Rabat - A new documentary explores the Polisario Front’s violation of human rights. Broadcast on the Moroccan channel 2M, the film shows how the Algerian-backed Polisario imprisons and tortures individuals in the Tindouf camps and reveals the involvement of Polisario leader Ibrahim Ghali in these crimes.
Rabat – A new documentary explores the Polisario Front’s violation of human rights. Broadcast on the Moroccan channel 2M, the film shows how the Algerian-backed Polisario imprisons and tortures individuals in the Tindouf camps and reveals the involvement of Polisario leader Ibrahim Ghali in these crimes.
One prisoner, Captain Ali Najab, spent 25 years in captivity. In the film he tells of the dire conditions he had experienced behind bars under the inhumane dominance of the Polisario separatists.
“It’s important to preserve your memories,” he says sitting in his Rabat office, which is decorated by his professional photos recalling his gloomy past.
Najab, who captured along with 3,200 comrades in prison, goes on to say, “It would be a crime to die and disappear without leaving any testimonies of what we lived – what I lived with my comrades – what I did in the South during the war.
“They tied our feet in our backs and tightened our arms with ropes until we started yelling from pain,” says Najab, who was a pilot for Morocco.
Najab, whose captivity lasted from 1978 to 2003, described the cell where he had been suffering from the tyrannical abuse of the Polisario.
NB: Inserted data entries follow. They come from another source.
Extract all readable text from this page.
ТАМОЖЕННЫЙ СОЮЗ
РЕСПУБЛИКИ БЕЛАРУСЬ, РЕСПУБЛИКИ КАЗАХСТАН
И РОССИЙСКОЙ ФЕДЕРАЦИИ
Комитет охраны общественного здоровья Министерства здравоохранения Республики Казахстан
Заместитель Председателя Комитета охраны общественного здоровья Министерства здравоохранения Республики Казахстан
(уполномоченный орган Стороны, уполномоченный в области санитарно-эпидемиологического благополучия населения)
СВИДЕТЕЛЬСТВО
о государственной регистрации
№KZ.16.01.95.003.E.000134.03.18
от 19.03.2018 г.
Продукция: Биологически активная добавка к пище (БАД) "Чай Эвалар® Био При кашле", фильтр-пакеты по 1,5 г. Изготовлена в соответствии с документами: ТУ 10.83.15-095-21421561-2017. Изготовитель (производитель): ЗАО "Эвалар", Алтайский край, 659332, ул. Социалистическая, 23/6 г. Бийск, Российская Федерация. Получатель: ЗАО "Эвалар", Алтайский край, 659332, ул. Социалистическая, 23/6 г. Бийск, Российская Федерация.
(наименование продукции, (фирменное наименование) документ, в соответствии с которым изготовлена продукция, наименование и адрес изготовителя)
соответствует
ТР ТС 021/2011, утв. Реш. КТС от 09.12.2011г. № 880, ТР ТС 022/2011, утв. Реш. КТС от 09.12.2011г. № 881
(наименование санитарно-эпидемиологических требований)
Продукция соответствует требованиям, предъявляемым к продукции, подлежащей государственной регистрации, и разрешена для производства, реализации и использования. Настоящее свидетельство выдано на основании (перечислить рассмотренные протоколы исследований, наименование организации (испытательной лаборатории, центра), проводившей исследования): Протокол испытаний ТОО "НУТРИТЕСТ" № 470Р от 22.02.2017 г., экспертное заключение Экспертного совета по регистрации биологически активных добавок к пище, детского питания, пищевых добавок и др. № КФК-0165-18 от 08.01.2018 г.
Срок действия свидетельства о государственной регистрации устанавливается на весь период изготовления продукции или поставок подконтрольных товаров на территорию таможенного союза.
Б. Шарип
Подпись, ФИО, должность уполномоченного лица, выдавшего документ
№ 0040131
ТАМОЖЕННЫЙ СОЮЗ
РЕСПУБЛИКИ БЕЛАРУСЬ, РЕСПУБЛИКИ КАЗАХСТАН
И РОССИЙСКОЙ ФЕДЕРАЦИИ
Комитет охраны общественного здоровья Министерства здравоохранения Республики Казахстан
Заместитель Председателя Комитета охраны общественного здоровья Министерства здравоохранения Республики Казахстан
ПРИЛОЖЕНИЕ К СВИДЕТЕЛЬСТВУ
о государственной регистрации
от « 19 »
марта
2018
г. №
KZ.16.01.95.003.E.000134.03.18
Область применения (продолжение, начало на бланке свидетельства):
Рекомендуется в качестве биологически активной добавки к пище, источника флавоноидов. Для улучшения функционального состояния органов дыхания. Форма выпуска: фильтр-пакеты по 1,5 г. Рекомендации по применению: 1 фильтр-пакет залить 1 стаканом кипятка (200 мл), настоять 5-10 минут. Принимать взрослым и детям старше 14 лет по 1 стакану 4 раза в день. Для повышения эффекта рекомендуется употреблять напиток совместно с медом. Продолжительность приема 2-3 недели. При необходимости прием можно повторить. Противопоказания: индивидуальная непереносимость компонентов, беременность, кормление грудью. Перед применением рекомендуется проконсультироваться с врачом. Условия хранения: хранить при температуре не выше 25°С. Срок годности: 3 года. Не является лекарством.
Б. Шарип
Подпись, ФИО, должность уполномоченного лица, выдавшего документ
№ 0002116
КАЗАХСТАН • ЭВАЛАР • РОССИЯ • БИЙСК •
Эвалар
“The cell was a half meter large, a meter and a half long. There was no ceiling but there was a metal door,” he says. “In November and December, it would feel so cold, while we only wore light shirts and had our hands tied for 14 days.”
Looking steadily at the lens of the camera Najab recalls the inhumane treatment of those two weeks. “When they came to untie us, they would beat us up, and they would beat us again hard every time, even when they gave us food.”
“It lasted 14 days,” he added. “If it had lasted more I would have lost my hand. Then they took us out and dropped us in cells for 11 months.”
Polisario’s Shame
A group of investigators from the association France Liberté published a report in 2003 revealing Polisario’s abuse of Moroccan prisoners of war. In 52 pages, the report shows Polisario’s systematic torture of Moroccans, debunking the separatist movement’s propaganda and revealing the involvement of Algeria in violating human rights.
“Until the 1980s, the guards would whip the prisoners with electric cables when they were being too slow, or just to terrorize them. They were constantly beaten and humiliated,” reads the report.
“In 1997, at least six prisoners made an attempt to escape from the Ghezouani military post. They neutralized their Sahrawi guards and took their weapons. They were caught up by Algerian soldiers who executed them all, including Ali Ould Zouali.”
The Tormentor Ibrahim Ghali
The report also shows the leading perpetrators of torture in the prisons of Tindouf camps. Among the most shown names is Sidi Ahmed Batal, the director of Polisario’s security services, who Najab calls the biggest torturer was under Ghali’s commandment.
“Brahim Ghali came to my cell, looked at me and said: ‘Why is he so skinny?’” said Najab, who explained how Ghali mocked him. “I did not answer [his question].”
Najab went on to talk about the inhumane brutality made by Batal against the prisoners, saying, “Sidi Ahmed Batal tortured with his own hands.”
Starting in August 2013, the truth of the Polisario brutality began to be recognized internationally., when a complaint of genocide and violations of human rights filed against Polisario officials, including Ghali and Mahjoub, was revived at Lincoln at the National Court of Madrid by some Sahrawi victims.
The court’s revival of this file and its notification to the victims indicate that Spanish justice is determined to move forwards against the perpetrators of crimes against humanity in the Tindouf camps.
In November 2016, the Spanish National Court reopened a case against Ghali, on charges of “genocide and crimes against humanity,” giving the Spanish police to do what is necessary to deliver the summons, which calls on him to testify in front of Investigative Court No. 5 with a copy of the complaint lodged against him.